My mother, 88, now in a nursing home, has never been a frequent pooper. Even when I cared for her and she was eating quite well she'd only go every 2 or 3 days. In the past 18 months she's broken a hip, had another stroke, some TIAs and her dementia has escalated.
She's now either in bed or her wheelchair (mostly bed) unable to sit up or stand and what little speech she has is somewhat garbled. As she likes her door closed the staff check in on her periodically. A vegetarian, she likes oatmeal and will eat breakfast, refuses lunch and will go to supper.
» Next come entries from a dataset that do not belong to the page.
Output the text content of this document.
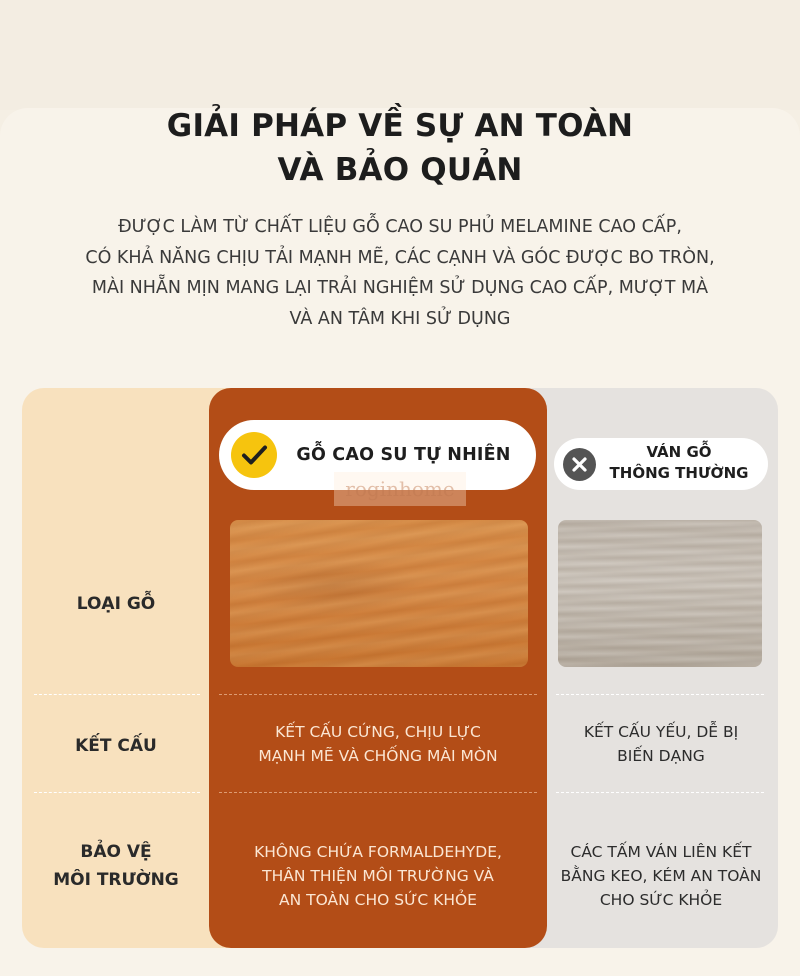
GIẢI PHÁP VỀ SỰ AN TOÀN
VÀ BẢO QUẢN
ĐƯỢC LÀM TỪ CHẤT LIỆU GỖ CAO SU PHỦ MELAMINE CAO CẤP,
CÓ KHẢ NĂNG CHỊU TẢI MẠNH MẼ, CÁC CẠNH VÀ GÓC ĐƯỢC BO TRÒN,
MÀI NHẴN MỊN MANG LẠI TRẢI NGHIỆM SỬ DỤNG CAO CẤP, MƯỢT MÀ
VÀ AN TÂM KHI SỬ DỤNG
GỖ CAO SU TỰ NHIÊN
roginhome
VÁN GỖ
THÔNG THƯỜNG
LOẠI GỖ
KẾT CẤU
KẾT CẤU CỨNG, CHỊU LỰC
MẠNH MẼ VÀ CHỐNG MÀI MÒN
KẾT CẤU YẾU, DỄ BỊ
BIẾN DẠNG
BẢO VỆ
MÔI TRƯỜNG
KHÔNG CHỨA FORMALDEHYDE,
THÂN THIỆN MÔI TRƯỜNG VÀ
AN TOÀN CHO SỨC KHỎE
CÁC TẤM VÁN LIÊN KẾT
BẰNG KEO, KÉM AN TOÀN
CHO SỨC KHỎE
She's skin and bone, eats very little and now weighs less than my Labrador. I was taking her lunch but she eventually refused to eat it. The NH provides a lot of juice and vitamin shakes and I stock her up with juice, bottled water, fruit and V8.
Needless to say she rarely poops as she's inactive and eats so little so, from time to time, she's given a laxative and then she explodes - diarrhea all over her and the bed such that they have to get out of bed with a hoist to clean it all up. My thought is that the pain, strain and embarrassment of a laxative explosion are harder on her than not pooping when she's not got much inside her to poop anyway. Your thoughts?
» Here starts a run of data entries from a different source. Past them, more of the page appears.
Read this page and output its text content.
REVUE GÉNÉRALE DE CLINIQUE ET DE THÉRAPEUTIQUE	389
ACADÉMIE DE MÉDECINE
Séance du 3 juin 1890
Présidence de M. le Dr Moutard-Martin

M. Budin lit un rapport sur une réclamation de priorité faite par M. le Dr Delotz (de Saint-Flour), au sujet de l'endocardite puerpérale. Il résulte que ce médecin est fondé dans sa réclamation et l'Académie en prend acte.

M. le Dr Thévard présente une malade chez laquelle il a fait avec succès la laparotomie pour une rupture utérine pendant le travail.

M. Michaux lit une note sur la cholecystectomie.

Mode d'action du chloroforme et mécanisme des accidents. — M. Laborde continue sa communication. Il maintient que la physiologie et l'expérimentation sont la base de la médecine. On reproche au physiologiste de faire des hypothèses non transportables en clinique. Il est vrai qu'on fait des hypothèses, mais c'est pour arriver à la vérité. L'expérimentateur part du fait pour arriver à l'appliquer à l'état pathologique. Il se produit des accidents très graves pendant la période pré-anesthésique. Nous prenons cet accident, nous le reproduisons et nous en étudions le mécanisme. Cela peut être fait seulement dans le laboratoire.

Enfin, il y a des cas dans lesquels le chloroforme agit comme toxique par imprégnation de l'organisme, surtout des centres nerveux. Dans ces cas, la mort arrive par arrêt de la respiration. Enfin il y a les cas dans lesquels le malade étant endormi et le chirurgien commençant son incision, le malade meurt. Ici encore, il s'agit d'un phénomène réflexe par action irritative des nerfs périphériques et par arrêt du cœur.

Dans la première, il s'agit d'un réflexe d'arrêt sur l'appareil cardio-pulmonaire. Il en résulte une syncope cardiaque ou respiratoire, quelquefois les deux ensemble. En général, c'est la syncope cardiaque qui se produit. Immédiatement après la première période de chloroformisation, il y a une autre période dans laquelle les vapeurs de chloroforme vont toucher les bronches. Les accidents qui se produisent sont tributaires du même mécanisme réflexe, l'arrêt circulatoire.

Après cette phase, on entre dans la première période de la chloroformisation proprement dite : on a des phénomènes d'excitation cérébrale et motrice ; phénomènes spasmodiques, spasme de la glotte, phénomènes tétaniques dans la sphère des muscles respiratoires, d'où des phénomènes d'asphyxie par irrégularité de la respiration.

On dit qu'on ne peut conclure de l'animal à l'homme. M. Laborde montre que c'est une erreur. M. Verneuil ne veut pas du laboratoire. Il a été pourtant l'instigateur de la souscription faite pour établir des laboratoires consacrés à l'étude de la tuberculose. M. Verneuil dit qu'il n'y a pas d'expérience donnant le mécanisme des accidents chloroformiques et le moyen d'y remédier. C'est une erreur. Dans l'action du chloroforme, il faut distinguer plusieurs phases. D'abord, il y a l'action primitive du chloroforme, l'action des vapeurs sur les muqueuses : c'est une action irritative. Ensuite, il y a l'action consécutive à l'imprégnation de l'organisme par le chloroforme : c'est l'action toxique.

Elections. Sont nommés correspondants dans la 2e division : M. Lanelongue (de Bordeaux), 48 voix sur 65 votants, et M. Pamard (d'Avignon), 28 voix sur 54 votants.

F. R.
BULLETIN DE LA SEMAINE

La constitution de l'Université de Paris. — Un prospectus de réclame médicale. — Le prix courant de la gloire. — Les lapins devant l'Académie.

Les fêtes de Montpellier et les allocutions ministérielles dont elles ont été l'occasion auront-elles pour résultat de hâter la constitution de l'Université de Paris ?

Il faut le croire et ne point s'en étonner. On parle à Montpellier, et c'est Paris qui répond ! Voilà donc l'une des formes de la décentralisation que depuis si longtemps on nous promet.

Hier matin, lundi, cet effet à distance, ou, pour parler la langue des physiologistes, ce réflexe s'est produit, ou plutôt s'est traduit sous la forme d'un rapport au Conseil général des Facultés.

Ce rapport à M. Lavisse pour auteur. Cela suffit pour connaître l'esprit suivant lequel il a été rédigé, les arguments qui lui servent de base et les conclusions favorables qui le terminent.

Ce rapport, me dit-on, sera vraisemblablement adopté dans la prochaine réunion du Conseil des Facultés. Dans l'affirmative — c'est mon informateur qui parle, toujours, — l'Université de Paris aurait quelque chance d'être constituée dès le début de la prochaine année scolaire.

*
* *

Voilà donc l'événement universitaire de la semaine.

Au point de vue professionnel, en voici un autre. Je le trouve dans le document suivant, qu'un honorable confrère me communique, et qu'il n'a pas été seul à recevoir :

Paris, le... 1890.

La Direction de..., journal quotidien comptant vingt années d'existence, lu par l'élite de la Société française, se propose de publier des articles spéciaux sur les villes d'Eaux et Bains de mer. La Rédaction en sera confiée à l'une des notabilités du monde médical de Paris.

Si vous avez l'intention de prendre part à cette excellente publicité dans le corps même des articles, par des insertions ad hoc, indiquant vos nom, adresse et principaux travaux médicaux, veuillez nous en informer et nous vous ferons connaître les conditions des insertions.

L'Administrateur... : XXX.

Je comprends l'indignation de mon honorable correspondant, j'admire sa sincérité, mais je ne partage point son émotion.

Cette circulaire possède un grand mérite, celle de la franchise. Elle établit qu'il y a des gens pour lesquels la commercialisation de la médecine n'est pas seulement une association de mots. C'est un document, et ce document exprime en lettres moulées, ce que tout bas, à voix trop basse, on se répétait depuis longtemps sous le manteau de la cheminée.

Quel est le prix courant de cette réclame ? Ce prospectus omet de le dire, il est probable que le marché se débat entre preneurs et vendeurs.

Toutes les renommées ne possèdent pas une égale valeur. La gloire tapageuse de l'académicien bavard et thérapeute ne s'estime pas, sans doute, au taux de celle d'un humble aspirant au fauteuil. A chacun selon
She desperately wants to go to a hairdresser in the next village (doesn't like the way the NH hairdresser does it) so I've made her an appointment for next week, booked the paratransit bus (with physical issues, I can't lift her) to take her and paid the hairdresser so all she has to do is go. I'll follow the bus and be there with her. If she doesn't go it's given her something to look forward to.
I feel her time may be coming near and I dread the phone ringing, just go one day at a time.
It now takes her half n hour or more to eat half a sandwich and I expect she'll soon be moved to the second dining room where residents are fed one on one.